According to the Commission’s complaint, filed in U.S. District Court for the Southern District of Florida, Caribbean Pacific’s Form S-1 registration statement filed with the Commission, which was declared effective in August 2012, failed to disclose that Shulman, a securities fraud recidivist, controlled the company’s day-to-day operations. Nor did the registration statement disclose the managerial role in the company of another individual, William J. Reilly, who is also a securities fraud recidivist and a disbarred attorney. Although two other individuals were listed in the registration statement as the corporate officers and directors of Caribbean Pacific, Shulman and Reilly actually controlled the company and ran in on a day-to-day basis. The Commission subsequently suspended the effectiveness of Caribbean Pacific’s registration statement pursuant to a settled stop order administrative proceeding based on findings that it was materially misleading and deficient. See In the Matter of the Registration Statement of Caribbean Pacific Marketing, Inc., Admin. Proc. File No. 3-15083 (Dec. 3, 2012).
In addition, the complaint alleges that from June 2012 through October 2012, Shulman and Hirschman engaged in a private, unregistered offering of Caribbean Pacific stock, raising $271, 500 from 18 investors located in various states. The complaint also alleges that Shulman and Hirschman told investors that Caribbean Pacific would serve as a public shell that would later engage in a reverse merger with another Florida-based company called Dreamscapes International Properties, Inc. (“Dreamscapes”).
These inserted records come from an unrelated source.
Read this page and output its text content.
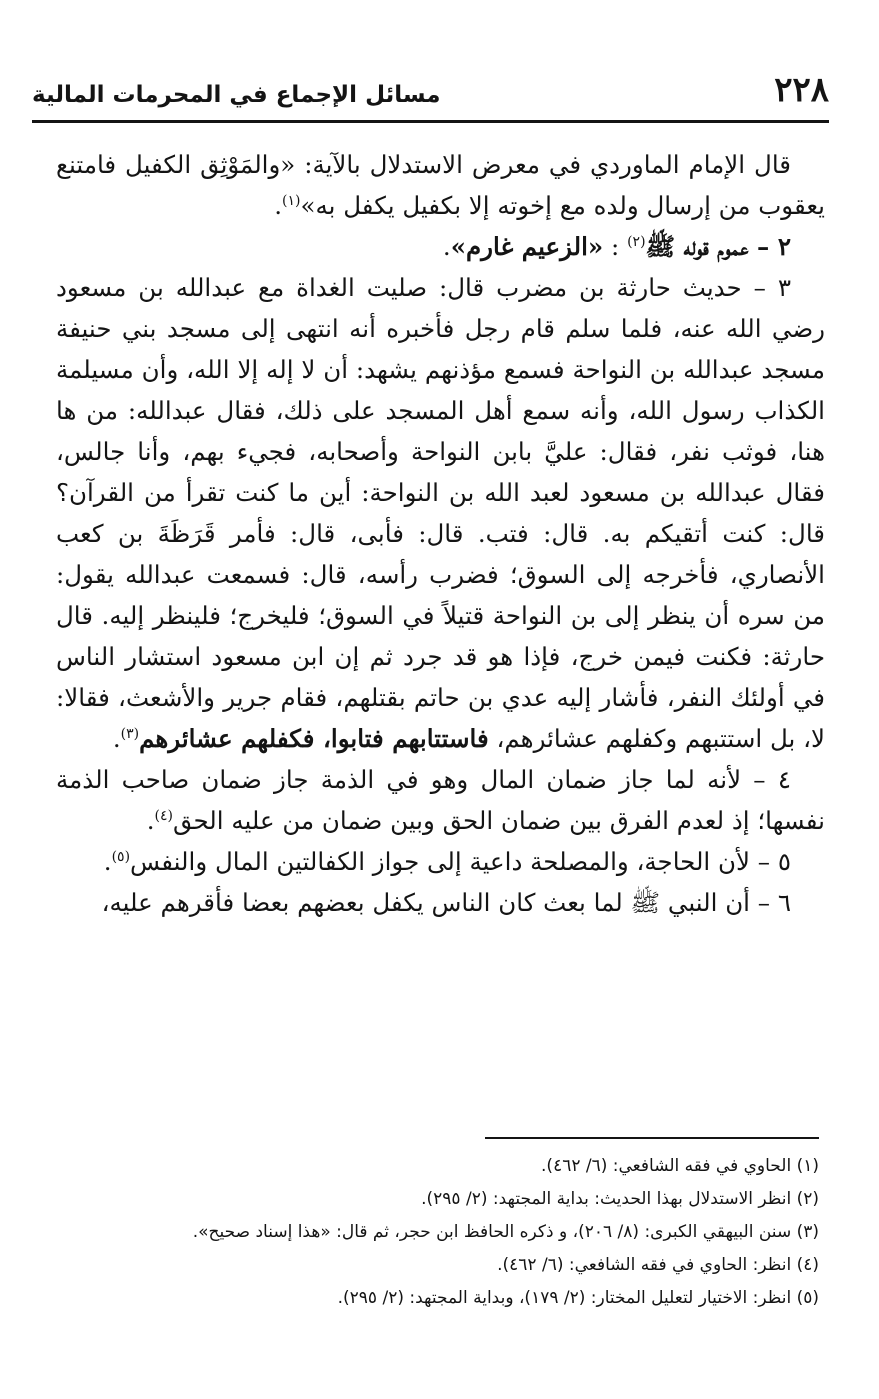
٢٢٨
مسائل الإجماع في المحرمات المالية

قال الإمام الماوردي في معرض الاستدلال بالآية: «والمَوْثِق الكفيل فامتنع يعقوب من إرسال ولده مع إخوته إلا بكفيل يكفل به»$^{(١)}$.

٢ – عموم قوله ﷺ$^{(٢)}$ : «الزعيم غارم».

٣ – حديث حارثة بن مضرب قال: صليت الغداة مع عبدالله بن مسعود رضي الله عنه، فلما سلم قام رجل فأخبره أنه انتهى إلى مسجد بني حنيفة مسجد عبدالله بن النواحة فسمع مؤذنهم يشهد: أن لا إله إلا الله، وأن مسيلمة الكذاب رسول الله، وأنه سمع أهل المسجد على ذلك، فقال عبدالله: من ها هنا، فوثب نفر، فقال: عليَّ بابن النواحة وأصحابه، فجيء بهم، وأنا جالس، فقال عبدالله بن مسعود لعبد الله بن النواحة: أين ما كنت تقرأ من القرآن؟ قال: كنت أتقيكم به. قال: فتب. قال: فأبى، قال: فأمر قَرَظَةَ بن كعب الأنصاري، فأخرجه إلى السوق؛ فضرب رأسه، قال: فسمعت عبدالله يقول: من سره أن ينظر إلى بن النواحة قتيلاً في السوق؛ فليخرج؛ فلينظر إليه. قال حارثة: فكنت فيمن خرج، فإذا هو قد جرد ثم إن ابن مسعود استشار الناس في أولئك النفر، فأشار إليه عدي بن حاتم بقتلهم، فقام جرير والأشعث، فقالا: لا، بل استتبهم وكفلهم عشائرهم، فاستتابهم فتابوا، فكفلهم عشائرهم$^{(٣)}$.

٤ – لأنه لما جاز ضمان المال وهو في الذمة جاز ضمان صاحب الذمة نفسها؛ إذ لعدم الفرق بين ضمان الحق وبين ضمان من عليه الحق$^{(٤)}$.

٥ – لأن الحاجة، والمصلحة داعية إلى جواز الكفالتين المال والنفس$^{(٥)}$.

٦ – أن النبي ﷺ لما بعث كان الناس يكفل بعضهم بعضا فأقرهم عليه،

(١) الحاوي في فقه الشافعي: (٦/ ٤٦٢).
(٢) انظر الاستدلال بهذا الحديث: بداية المجتهد: (٢/ ٢٩٥).
(٣) سنن البيهقي الكبرى: (٨/ ٢٠٦)، و ذكره الحافظ ابن حجر، ثم قال: «هذا إسناد صحيح».
(٤) انظر: الحاوي في فقه الشافعي: (٦/ ٤٦٢).
(٥) انظر: الاختيار لتعليل المختار: (٢/ ١٧٩)، وبداية المجتهد: (٢/ ٢٩٥).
Instead of using investors’ money for expenses related to Caribbean Pacific’s IPO and the business development of Dreamscapes, the complaint alleges that Shulman and Hirschman misappropriated most of their money.
The Commission’s complaint alleges that Shulman of Boca Raton, Florida and Hirschman of Plantation, Florida, both violated Sections 5(a), 5(c) and 17(a) of the Securities Act of 1933, and Section 10(b) of the Securities Exchange Act of 1934 (“Exchange Act”) and Rule 10b-5 thereunder and that Hirschman also violated Section 15(a) of the Exchange Act. The Commission is seeking financial penalties, disgorgement of ill-gotten gains plus prejudgment interest, and permanent injunctions against both Shulman and Hirschman and a penny stock bar against Hirschman. Shulman has consented, without admitting or denying the allegations of the complaint, to the entry of judgment ordering permanent injunctive relief against him and requiring him to pay disgorgement and a civil penalty, in amounts to be determined by the Court at a later date.